Reviewers found the proposal innovative in its focus on the signaling mechanisms underlying mechanosensitive differentiation. However, they felt that the novelty of the experimental system was overstated. Reviewers noted that the substrate basis of this system is not novel and has shortcomings, which are not specifically addressed in the application. The applicant mentions that the preliminary data were generated using a novel cross-linker for the substrate, however the identity of the reagent was not disclosed, making it harder to evaluate the significance of the results. Reviewers did feel that the proposal, if successful, could have a significant impact on the development of therapies for arthritis.

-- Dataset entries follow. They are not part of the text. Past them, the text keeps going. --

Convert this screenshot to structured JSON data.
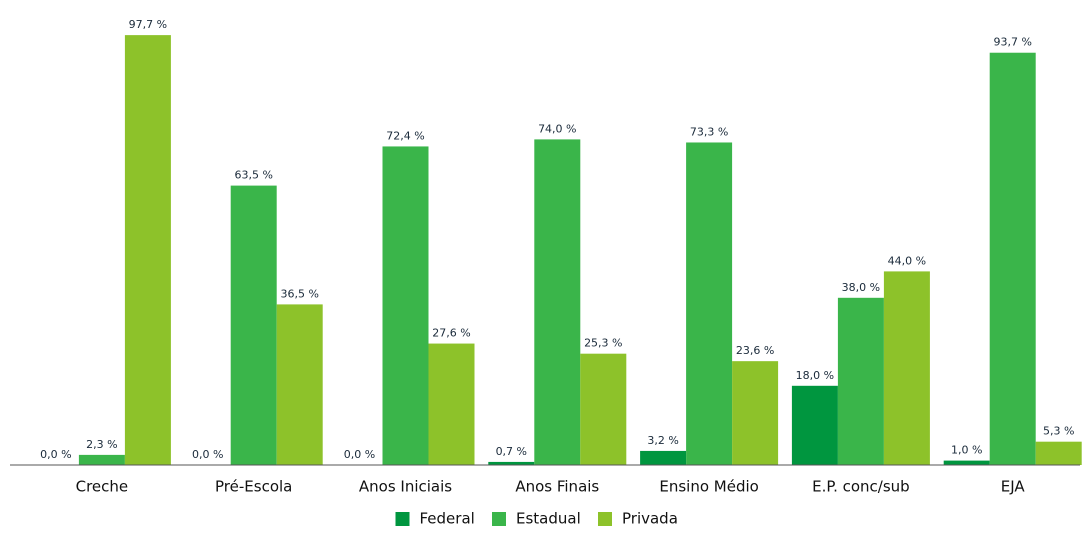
{
  "chart_data": {
    "type": "bar",
    "categories": [
      "Creche",
      "Pré-Escola",
      "Anos Iniciais",
      "Anos Finais",
      "Ensino Médio",
      "E.P. conc/sub",
      "EJA"
    ],
    "series": [
      {
        "name": "Federal",
        "color": "#00963f",
        "values": [
          0.0,
          0.0,
          0.0,
          0.7,
          3.2,
          18.0,
          1.0
        ],
        "value_labels": [
          "0,0 %",
          "0,0 %",
          "0,0 %",
          "0,7 %",
          "3,2 %",
          "18,0 %",
          "1,0 %"
        ]
      },
      {
        "name": "Estadual",
        "color": "#3ab54a",
        "values": [
          2.3,
          63.5,
          72.4,
          74.0,
          73.3,
          38.0,
          93.7
        ],
        "value_labels": [
          "2,3 %",
          "63,5 %",
          "72,4 %",
          "74,0 %",
          "73,3 %",
          "38,0 %",
          "93,7 %"
        ]
      },
      {
        "name": "Privada",
        "color": "#8dc22a",
        "values": [
          97.7,
          36.5,
          27.6,
          25.3,
          23.6,
          44.0,
          5.3
        ],
        "value_labels": [
          "97,7 %",
          "36,5 %",
          "27,6 %",
          "25,3 %",
          "23,6 %",
          "44,0 %",
          "5,3 %"
        ]
      }
    ],
    "legend": "bottom"
  }
}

Reviewers raised a number of concerns about the research plan that lead them to question its feasibility. They noted that Aim 1 is well described, but Aims 2 and 3 are less so. Aim 3 is largely disconnected from the first two aims, as there is no clear attempt to control substrate stiffness in the three-dimensional culture model. In addition, the project timeline shows work on Aim 3 starting at the beginning of Year 1, despite its dependence on data obtained in Aims 1 and 2. Reviewers also questioned aspects of the experimental design and would have appreciated additional technical detail. For example, they wondered if the proposed analysis of only two cell lines would be sufficient, considering that shRNA expression can vary widely among stable clones. They also questioned why the non-inductive substrate stiffness proposed in Aim 1 differs from that used to generate the preliminary data. While reviewers found the preliminary data to be generally supportive of the proposal’s hypothesis, they felt it lacked a certain degree of scientific rigor. The reported increases in cartilage cell markers are relatively modest and rely on mRNA analysis, not measurement of protein expression. In addition, use of a positive control in these experiments would have been helpful to demonstrate how close the values are to those obtained from differentiated cartilage cells or cartilage tissue. Finally, not all preliminary data included rigorous statistical analysis, making it difficult to interpret their significance.

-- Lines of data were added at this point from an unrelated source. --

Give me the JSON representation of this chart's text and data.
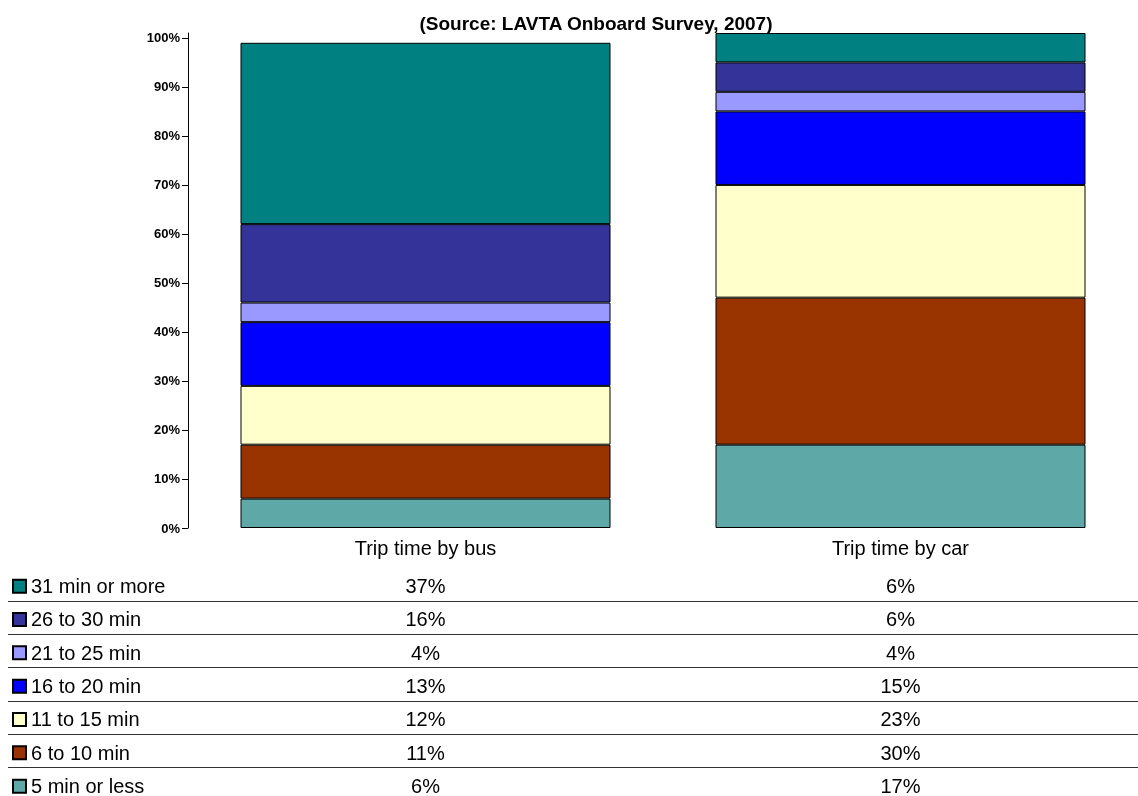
{
  "chart_data": {
    "type": "bar",
    "title": "(Source: LAVTA Onboard Survey, 2007)",
    "categories": [
      "Trip time by bus",
      "Trip time by car"
    ],
    "stacked": true,
    "ylim": [
      0,
      101
    ],
    "yticks": [
      {
        "value": 0,
        "label": "0%"
      },
      {
        "value": 10,
        "label": "10%"
      },
      {
        "value": 20,
        "label": "20%"
      },
      {
        "value": 30,
        "label": "30%"
      },
      {
        "value": 40,
        "label": "40%"
      },
      {
        "value": 50,
        "label": "50%"
      },
      {
        "value": 60,
        "label": "60%"
      },
      {
        "value": 70,
        "label": "70%"
      },
      {
        "value": 80,
        "label": "80%"
      },
      {
        "value": 90,
        "label": "90%"
      },
      {
        "value": 100,
        "label": "100%"
      }
    ],
    "legend": "bottom left",
    "series": [
      {
        "name": "5 min or less",
        "color": "#5fa8a8",
        "values": [
          6,
          17
        ],
        "value_labels": [
          "6%",
          "17%"
        ]
      },
      {
        "name": "6 to 10 min",
        "color": "#993300",
        "values": [
          11,
          30
        ],
        "value_labels": [
          "11%",
          "30%"
        ]
      },
      {
        "name": "11 to 15 min",
        "color": "#ffffcc",
        "values": [
          12,
          23
        ],
        "value_labels": [
          "12%",
          "23%"
        ]
      },
      {
        "name": "16 to 20 min",
        "color": "#0000ff",
        "values": [
          13,
          15
        ],
        "value_labels": [
          "13%",
          "15%"
        ]
      },
      {
        "name": "21 to 25 min",
        "color": "#9999ff",
        "values": [
          4,
          4
        ],
        "value_labels": [
          "4%",
          "4%"
        ]
      },
      {
        "name": "26 to 30 min",
        "color": "#333399",
        "values": [
          16,
          6
        ],
        "value_labels": [
          "16%",
          "6%"
        ]
      },
      {
        "name": "31 min or more",
        "color": "#008080",
        "values": [
          37,
          6
        ],
        "value_labels": [
          "37%",
          "6%"
        ]
      }
    ]
  }
}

Reviewers agreed that the research team is strong, particularly in signaling pathway biology and chondrogenesis. They described the PI and co-investigator as well-published and well-funded, with adequate expertise to carry out the proposed experiments. Reviewers did worry that the lack of technical detail in the proposal could indicate a lack of familiarity with the proposed methods. They appreciated the letter of support from an investigator with extensive knowledge of biomaterials, although it was unclear how the substrate material described in that letter would be used.
Overall, while reviewers appreciated this proposal’s mechanistic focus and strong research team, they raised a number of concerns about the experimental design and preliminary data that led them to question its feasibility.